I potenti mezzi del rilievo 3D ci informano inoltre che i suoi materiali sono originali al 90%, una percentuale davvero ragguardevole, se si pensa che nel Cinquecento fu rinvenuto in mille pezzi sul colle romano dell’Esquilino e che nel corso dei secoli fu interessato da numerosi interventi di restauro.
Risolto invece solo parzialmente il giallo del fregio: una scena mitologica, probabilmente il convegno degli Achei a Delfi alla vigilia della guerra di Troia, con una figura femminile, Ifigenia, accovacciata accanto alla statua di Artemide. Il mistero riguarda la presenza di un tale soggetto su crateri usati per ornare i parchi romani.
Il Vaso Medici costituisce infatti un unicum, mentre artefatti simili, come l’altrettanto noto Vaso Borghese, presentano invariabilmente decori legati al culto di Bacco e al consumo del vino, in tema con le feste allestite negli horti.
Secondo l’archeologo Fabrizio Paolucci, che ha guidato il restauro, si tratterebbe di un’iconografia iniziatica volutamente oscura, comprensibile solo dalla ristretta cerchia di frequentazioni del committente, secondo un gusto diffuso nella prima Età Imperiale.
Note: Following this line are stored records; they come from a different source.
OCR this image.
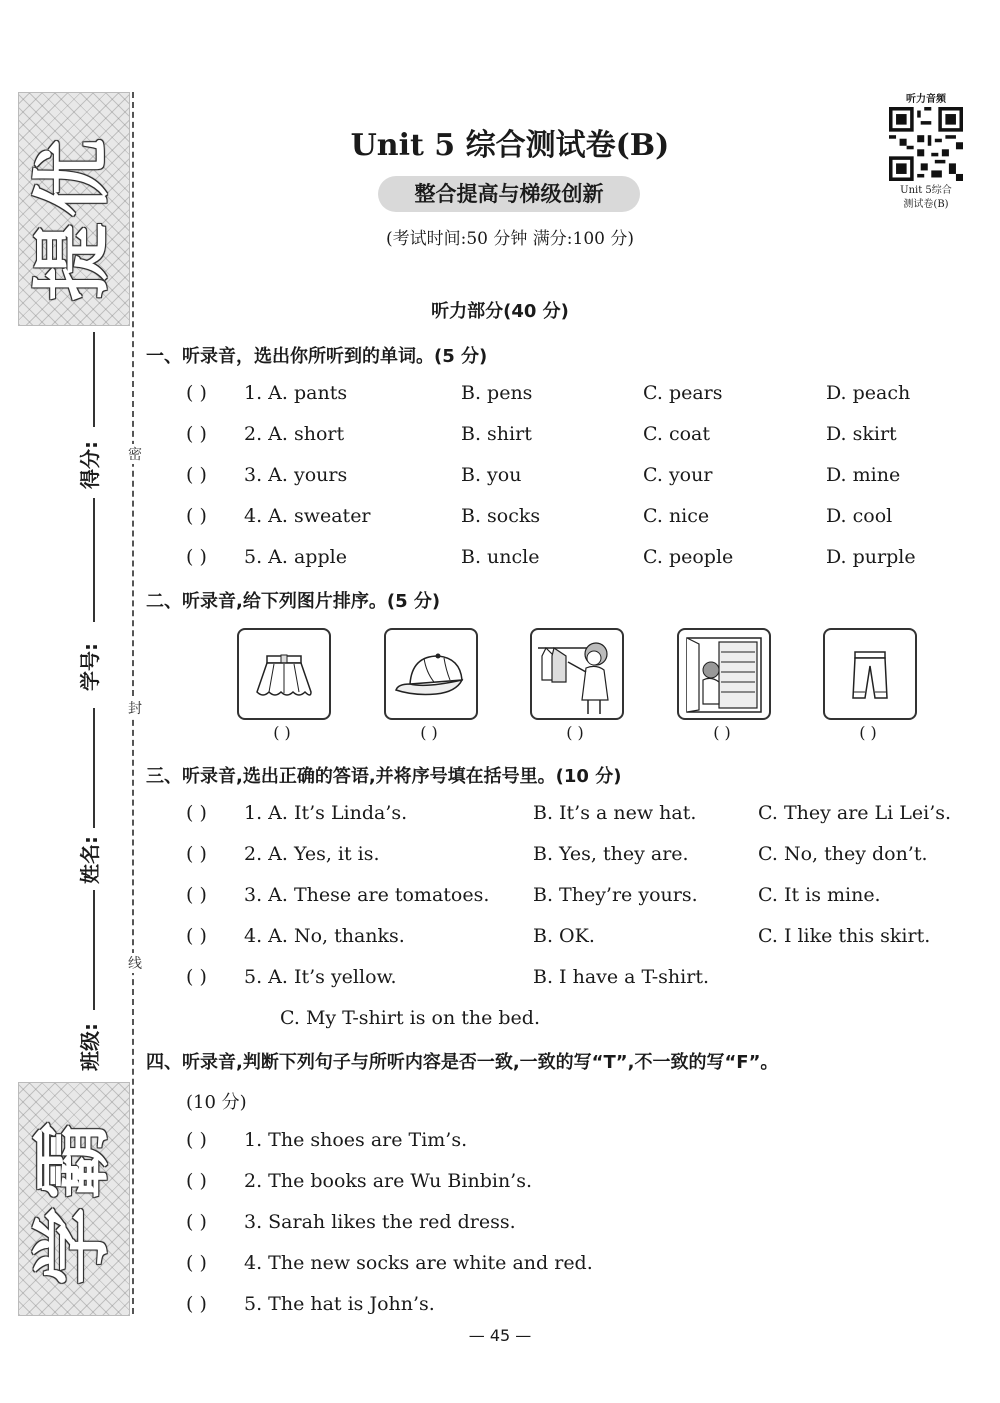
优
提
霸
学
得分:
学号:
姓名:
班级:
密
封
线
Unit 5 综合测试卷(B)
整合提高与梯级创新
(考试时间:50 分钟 满分:100 分)
听力音频
Unit 5综合
测试卷(B)
听力部分(40 分)
一、听录音，选出你所听到的单词。(5 分)
( ) 1. A. pants	B. pens	C. pears	D. peach
( ) 2. A. short	B. shirt	C. coat	D. skirt
( ) 3. A. yours	B. you	C. your	D. mine
( ) 4. A. sweater	B. socks	C. nice	D. cool
( ) 5. A. apple	B. uncle	C. people	D. purple
二、听录音,给下列图片排序。(5 分)
( )	( )	( )	( )	( )
三、听录音,选出正确的答语,并将序号填在括号里。(10 分)
( ) 1. A. It’s Linda’s.	B. It’s a new hat.	C. They are Li Lei’s.
( ) 2. A. Yes, it is.	B. Yes, they are.	C. No, they don’t.
( ) 3. A. These are tomatoes. B. They’re yours.	C. It is mine.
( ) 4. A. No, thanks.	B. OK.	C. I like this skirt.
( ) 5. A. It’s yellow.	B. I have a T-shirt.
C. My T-shirt is on the bed.
四、听录音,判断下列句子与所听内容是否一致,一致的写“T”,不一致的写“F”。
(10 分)
( ) 1. The shoes are Tim’s.
( ) 2. The books are Wu Binbin’s.
( ) 3. Sarah likes the red dress.
( ) 4. The new socks are white and red.
( ) 5. The hat is John’s.
— 45 —
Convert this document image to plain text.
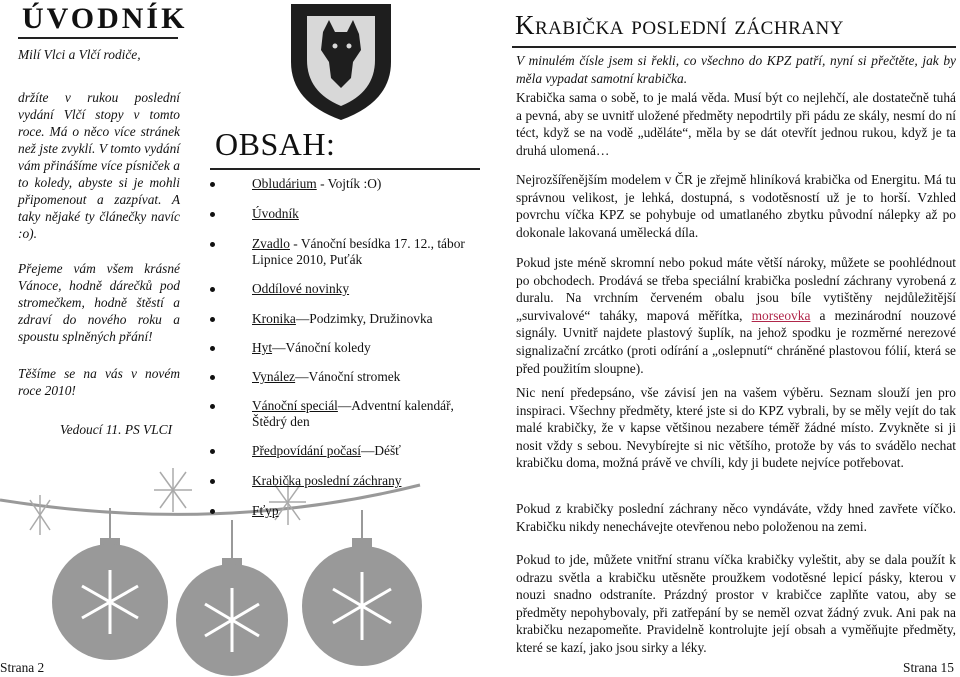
ÚVODNÍK
Milí Vlci a Vlčí rodiče,
držíte v rukou poslední vydání Vlčí stopy v tomto roce. Má o něco více stránek než jste zvyklí. V tomto vydání vám přinášíme více písniček a to koledy, abyste si je mohli připomenout a zazpívat. A taky nějaké ty článečky navíc :o).
Přejeme vám všem krásné Vánoce, hodně dárečků pod stromečkem, hodně štěstí a zdraví do nového roku a spoustu splněných přání!
Těšíme se na vás v novém roce 2010!
Vedoucí 11. PS VLCI
OBSAH:
Obludárium - Vojtík :O)
Úvodník
Zvadlo - Vánoční besídka 17. 12., tábor Lipnice 2010, Puťák
Oddílové novinky
Kronika—Podzimky, Družinovka
Hyt—Vánoční koledy
Vynález—Vánoční stromek
Vánoční speciál—Adventní kalendář, Štědrý den
Předpovídání počasí—Déšť
Krabička poslední záchrany
Fťyp
Krabička poslední záchrany

V minulém čísle jsem si řekli, co všechno do KPZ patří, nyní si přečtěte, jak by měla vypadat samotní krabička.

Krabička sama o sobě, to je malá věda. Musí být co nejlehčí, ale dostatečně tuhá a pevná, aby se uvnitř uložené předměty nepodrtily při pádu ze skály, nesmí do ní téct, když se na vodě „uděláte“, měla by se dát otevřít jednou rukou, když je ta druhá ulomená…

Nejrozšířenějším modelem v ČR je zřejmě hliníková krabička od Energitu. Má tu správnou velikost, je lehká, dostupná, s vodotěsností už je to horší. Vzhled povrchu víčka KPZ se pohybuje od umatlaného zbytku původní nálepky až po dokonale lakovaná umělecká díla.

Pokud jste méně skromní nebo pokud máte větší nároky, můžete se poohlédnout po obchodech. Prodává se třeba speciální krabička poslední záchrany vyrobená z duralu. Na vrchním červeném obalu jsou bíle vytištěny nejdůležitější „survivalové“ taháky, mapová měřítka, morseovka a mezinárodní nouzové signály. Uvnitř najdete plastový šuplík, na jehož spodku je rozměrné nerezové signalizační zrcátko (proti odírání a „oslepnutí“ chráněné plastovou fólií, která se před použitím sloupne).

Nic není předepsáno, vše závisí jen na vašem výběru. Seznam slouží jen pro inspiraci. Všechny předměty, které jste si do KPZ vybrali, by se měly vejít do tak malé krabičky, že v kapse většinou nezabere téměř žádné místo. Zvykněte si ji nosit vždy s sebou. Nevybírejte si nic většího, protože by vás to svádělo nechat krabičku doma, možná právě ve chvíli, kdy ji budete nejvíce potřebovat.

Pokud z krabičky poslední záchrany něco vyndáváte, vždy hned zavřete víčko. Krabičku nikdy nenechávejte otevřenou nebo položenou na zemi.

Pokud to jde, můžete vnitřní stranu víčka krabičky vyleštit, aby se dala použít k odrazu světla a krabičku utěsněte proužkem vodotěsné lepicí pásky, kterou v nouzi snadno odstraníte. Prázdný prostor v krabičce zaplňte vatou, aby se předměty nepohybovaly, při zatřepání by se neměl ozvat žádný zvuk. Ani pak na krabičku nezapomeňte. Pravidelně kontrolujte její obsah a vyměňujte předměty, které se kazí, jako jsou sirky a léky.

Strana 2	Strana 15
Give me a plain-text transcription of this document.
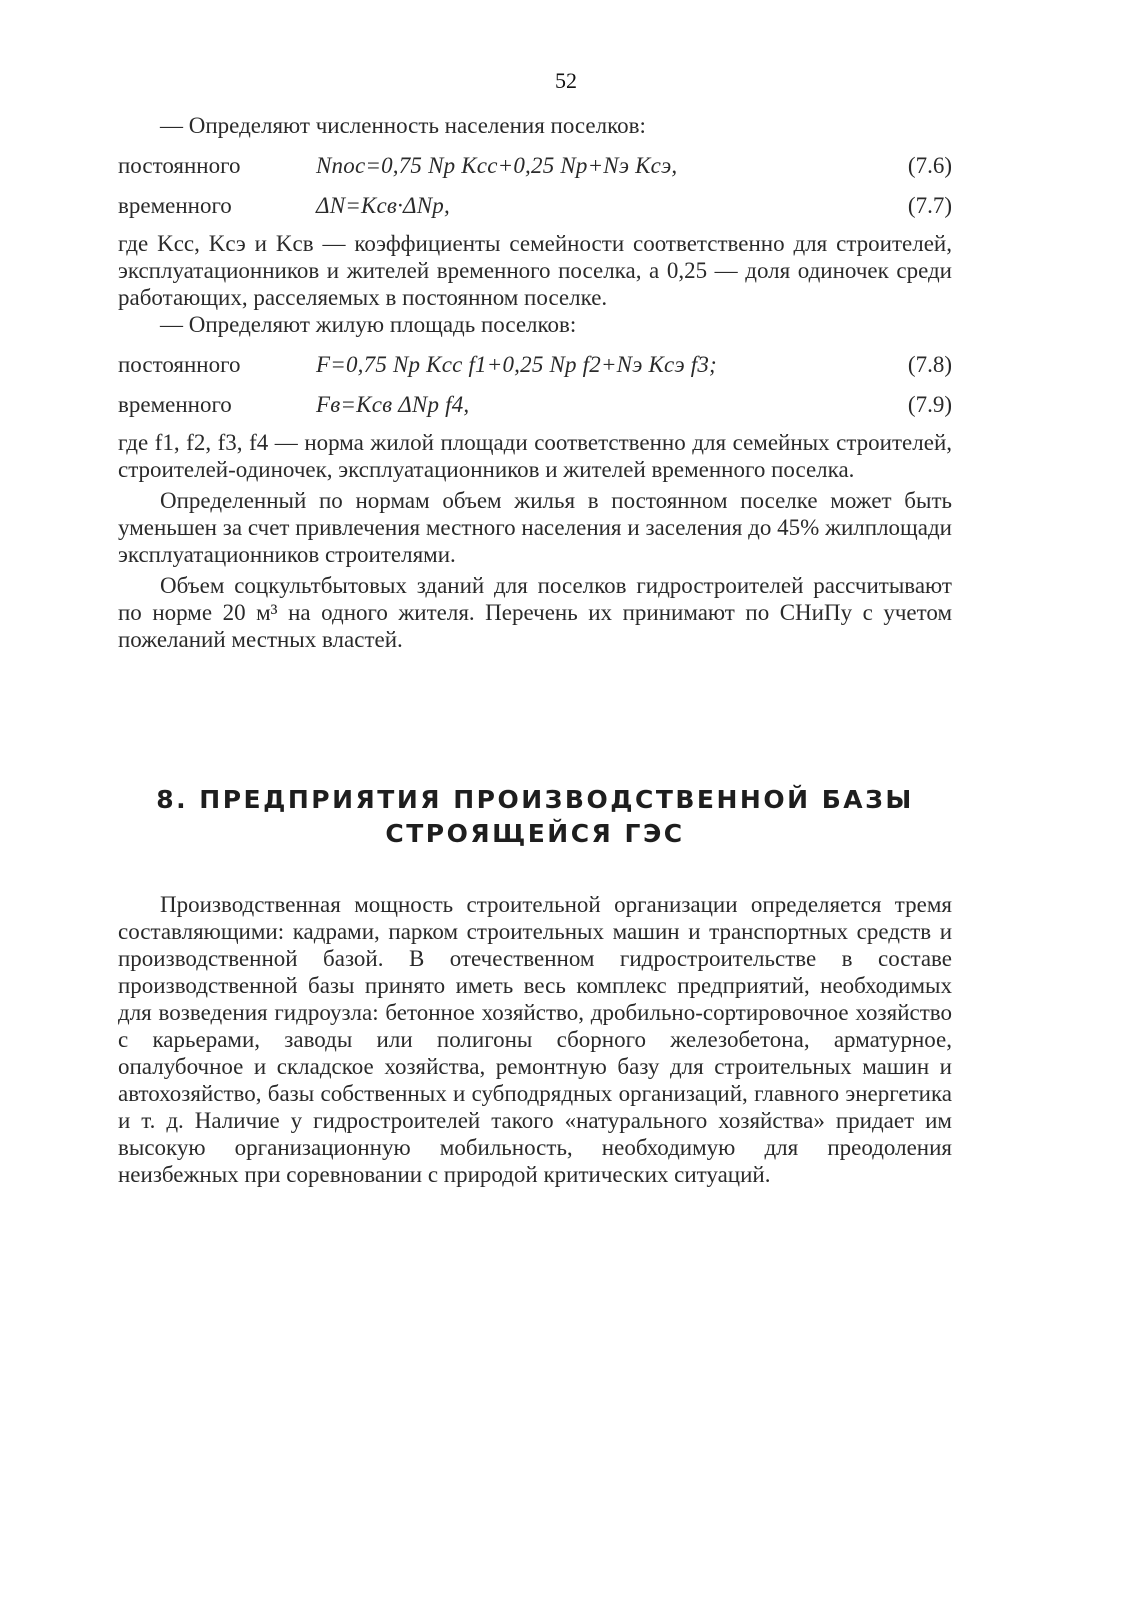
52

— Определяют численность населения поселков:

постоянного	Nпос=0,75 Nр Kсс+0,25 Nр+Nэ Kсэ,	(7.6)
временного	ΔN=Kсв·ΔNр,	(7.7)

где Kсс, Kсэ и Kсв — коэффициенты семейности соответственно для строителей, эксплуатационников и жителей временного поселка, а 0,25 — доля одиночек среди работающих, расселяемых в постоянном поселке.

— Определяют жилую площадь поселков:

постоянного	F=0,75 Nр Kсс f1+0,25 Nр f2+Nэ Kсэ f3;	(7.8)
временного	Fв=Kсв ΔNр f4,	(7.9)

где f1, f2, f3, f4 — норма жилой площади соответственно для семейных строителей, строителей-одиночек, эксплуатационников и жителей временного поселка.

Определенный по нормам объем жилья в постоянном поселке может быть уменьшен за счет привлечения местного населения и заселения до 45% жилплощади эксплуатационников строителями.

Объем соцкультбытовых зданий для поселков гидростроителей рассчитывают по норме 20 м³ на одного жителя. Перечень их принимают по СНиПу с учетом пожеланий местных властей.

8. ПРЕДПРИЯТИЯ ПРОИЗВОДСТВЕННОЙ БАЗЫ
СТРОЯЩЕЙСЯ ГЭС

Производственная мощность строительной организации определяется тремя составляющими: кадрами, парком строительных машин и транспортных средств и производственной базой. В отечественном гидростроительстве в составе производственной базы принято иметь весь комплекс предприятий, необходимых для возведения гидроузла: бетонное хозяйство, дробильно-сортировочное хозяйство с карьерами, заводы или полигоны сборного железобетона, арматурное, опалубочное и складское хозяйства, ремонтную базу для строительных машин и автохозяйство, базы собственных и субподрядных организаций, главного энергетика и т. д. Наличие у гидростроителей такого «натурального хозяйства» придает им высокую организационную мобильность, необходимую для преодоления неизбежных при соревновании с природой критических ситуаций.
Quel che certo sappiamo, è che questo reperto mirabile e raro ha un ampio debito con la fortuna. Acquistato dai Medici alla fine del XVI secolo per la loro villa romana e giunto agli Uffizi nel 1780, è stato nei secoli oggetto di invidie, passioni e studio con pochi eguali, come testimoniano numerose stampe e storiche riproduzioni, in primis la copia che adorna il giardino di Versailles presso la Fontana di Latona.